[ 3 / biz / cgl / ck / diy / fa / ic / jp / lit / sci / vr / vt ] [ index / top / reports ] [ become a patron ] [ status ]
2023-11: Warosu is now out of extended maintenance.

/lit/ - Literature

Search:


View post   

>> No.12673710 [View]
File: 76 KB, 407x405, 11376417.jpg [View same] [iqdb] [saucenao] [google]
12673710

>>12673597
Fine, I'll give you a detailed answer just so the thread can 404 without further replies as always because I never learn.

If I had to say just one thing that I like about Deleuze I'd probably go with the influence Nietzsche had on him including in terms of making you question everything about your own thoughts and feelings and how they connect to one another and come about. That whole "pre-individual" thing about differentiation where every thought carries a certain weight and you can no longer allow yourself "half-wills" (I'll do this one last time, starting tomorrow I'll do things differently, etc.) that get people addicted to quitting so to speak (probably the most common form of neurosis).

To give a more detailed essay style answer, I also like that Deleuze was genuine in his naive interest in philosophy even if he's terrible at explaining himself (and often just assumes that the reader has all the required knowledge and gets what he's pointing at).
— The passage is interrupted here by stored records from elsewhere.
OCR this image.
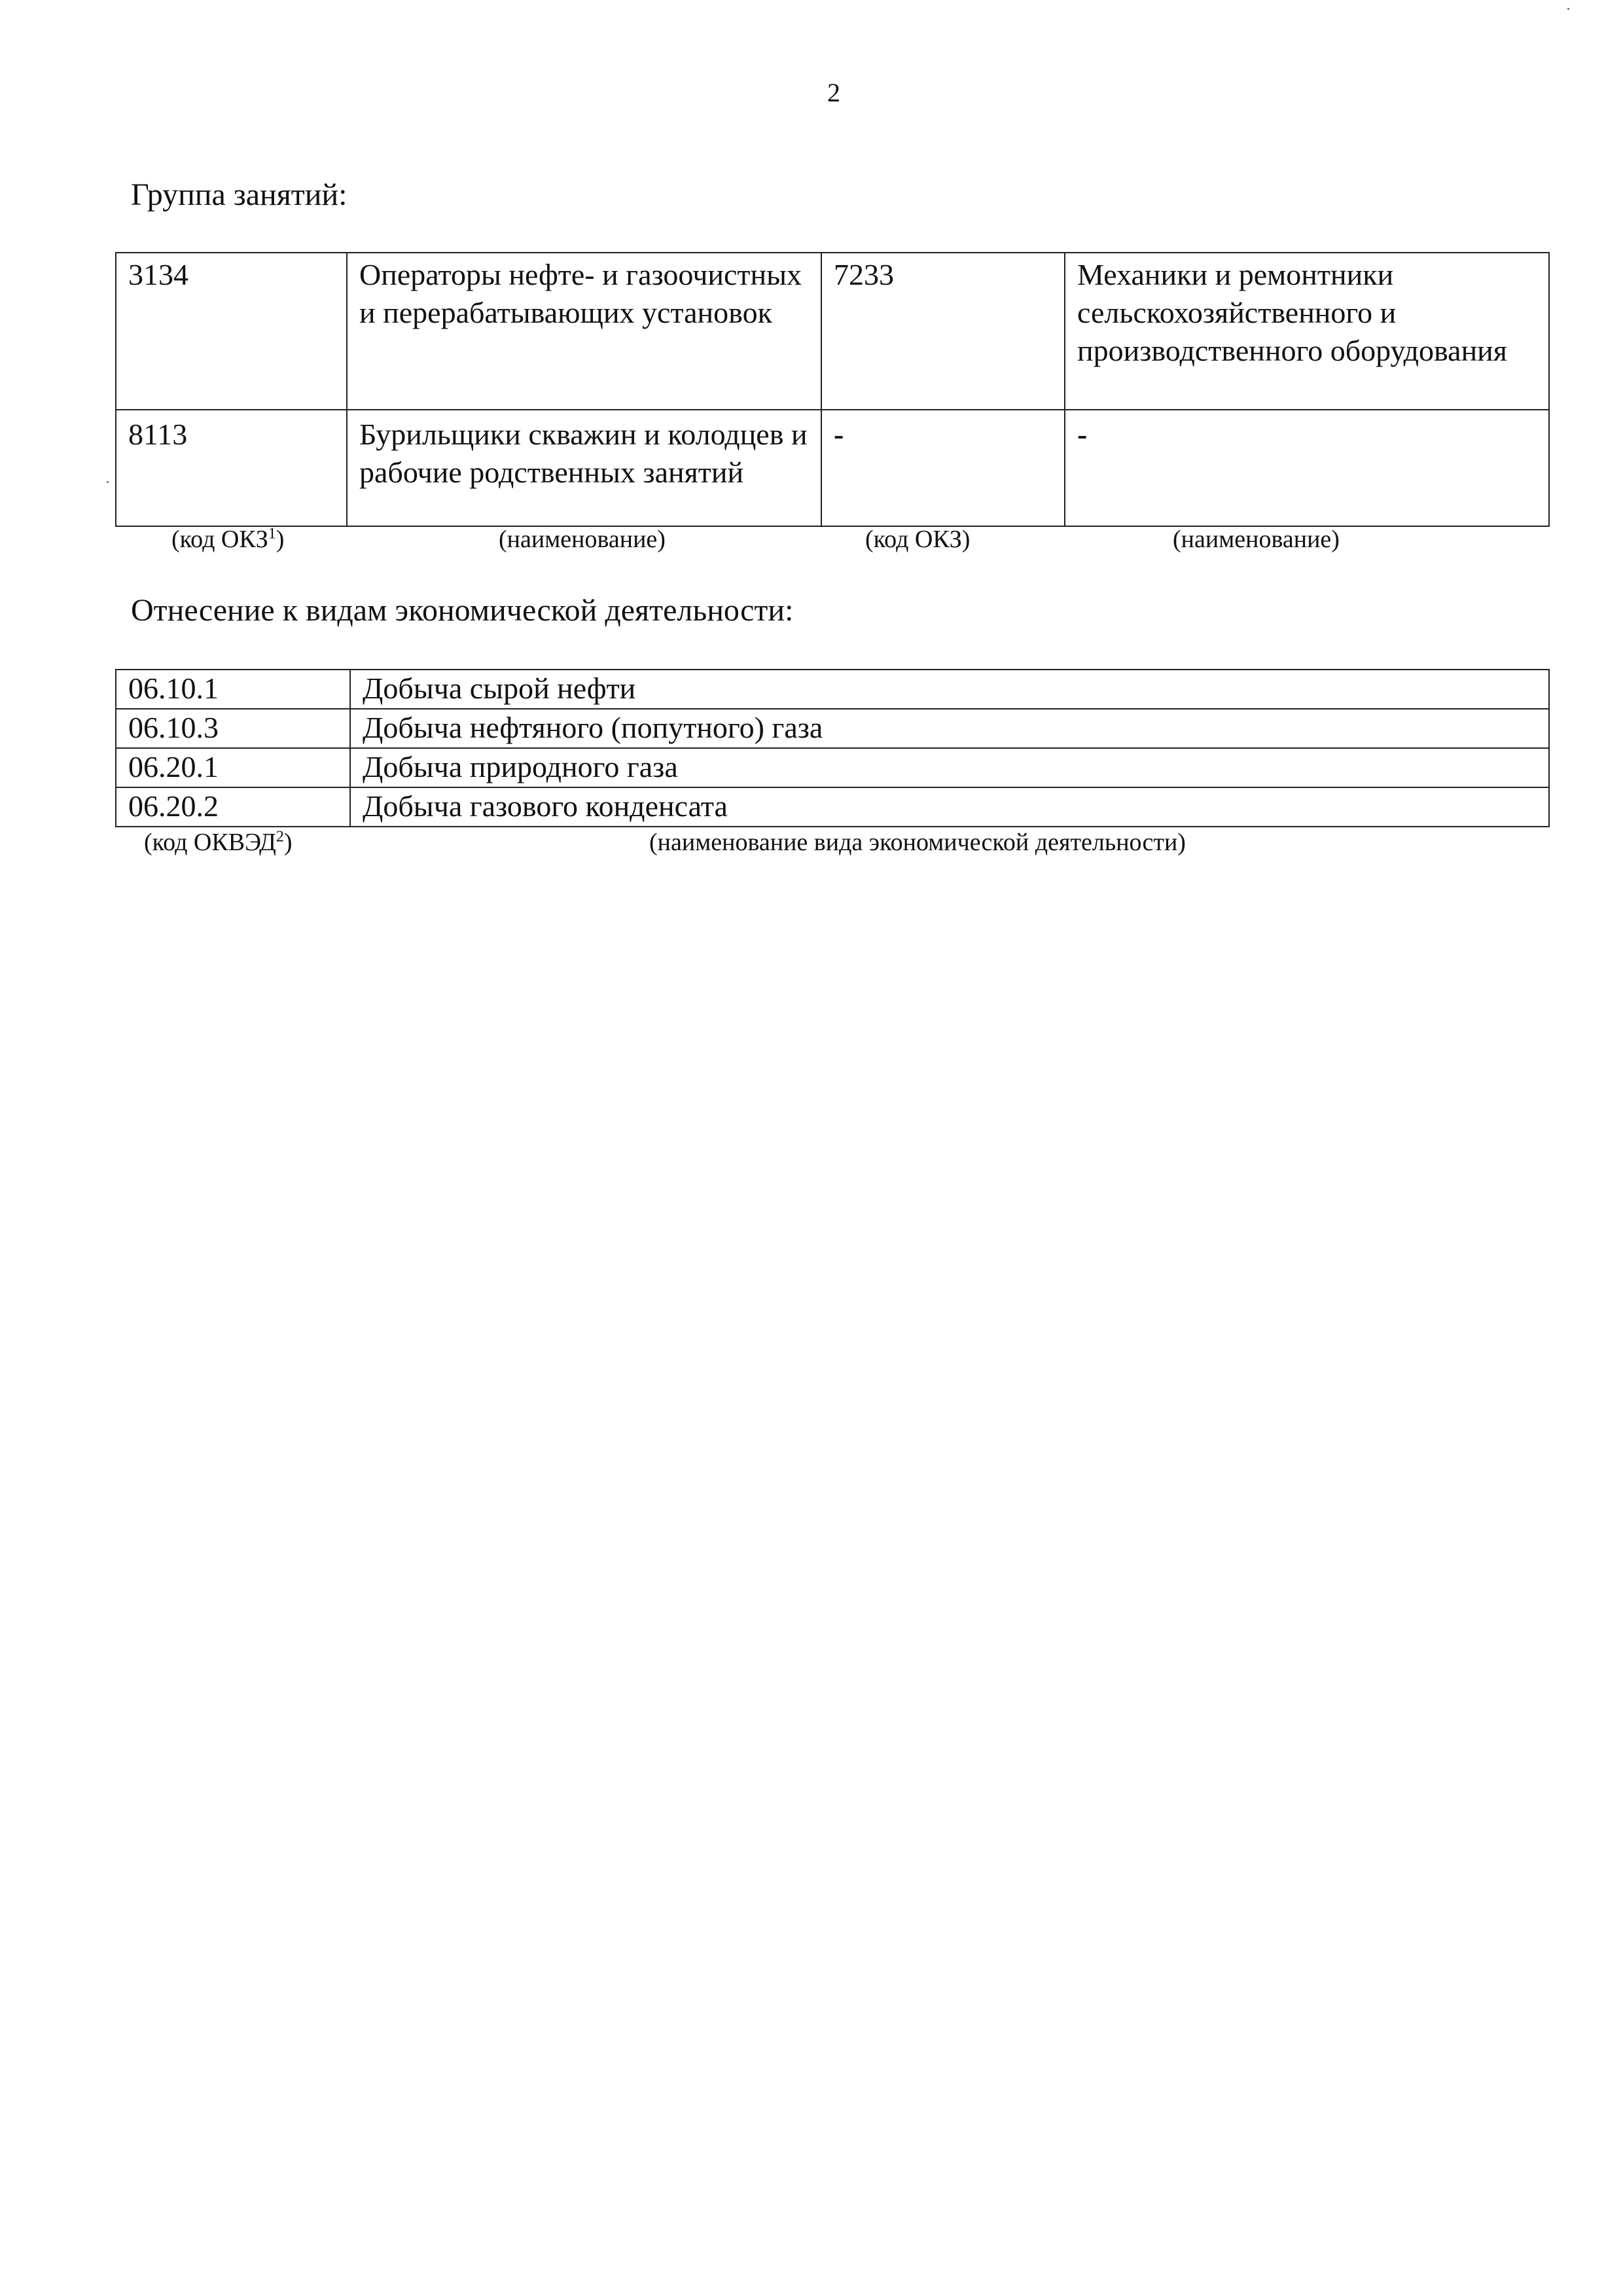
2
Группа занятий:
3134	Операторы нефте- и газоочистных и перерабатывающих установок	7233	Механики и ремонтники сельскохозяйственного и производственного оборудования
8113	Бурильщики скважин и колодцев и рабочие родственных занятий	-	-
(код ОКЗ$^1$)	(наименование)	(код ОКЗ)	(наименование)
Отнесение к видам экономической деятельности:
06.10.1	Добыча сырой нефти
06.10.3	Добыча нефтяного (попутного) газа
06.20.1	Добыча природного газа
06.20.2	Добыча газового конденсата
(код ОКВЭД$^2$)	(наименование вида экономической деятельности)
You can see in his courses (gonna post the links pasta if I can find it) that he can in fact spoonfeed and isn't just posturing despite his difficult style.

Off the top of my head to name some stuff I like about him:

>his interest in weird ideas from Spinoza and Leibniz
>the whole critique of identity in metaphysics and politics, especially relevant today
>his whole metaphysics of virtuality and becoming and chaos theory
>le epic wolf anus shitposting with Guattari
>he was /lit/ af in the authors he chooses to quote, stuff like learning to stutter in your own language
>the focus on relations rather than objects, on new creative connections and the whole concept of assemblages and machinic desire works really well with today's psychology (embodied cognition and all that)
>his take on communication and why it fails most of the time
>the sciency stuff about thresholds and non-liniar causality (even though Deleuze is complete shit at explaining it, but deleuzians do a better job)
>his entire theory of desire and history as the history of desire and flows (basically his work with Guattari)
>formulas like "it's not too abstract, it's not abstract enough!" get my peepee wet

I know the way he frames things makes him look divorced from reality ("out of this world" as a critic of his titled his book), but a lot of the stuff that he says is far more empirical than what most other philosophers come up with and definitely more convincing than psychoanalysis (not that that's saying much...). Even the early stuff with Guattari has plenty of great ideas and concepts in it despite the style that's pretty much the precursor to Internet trolling. D did say that he and G laughed a lot and often got drunk while brainstorming.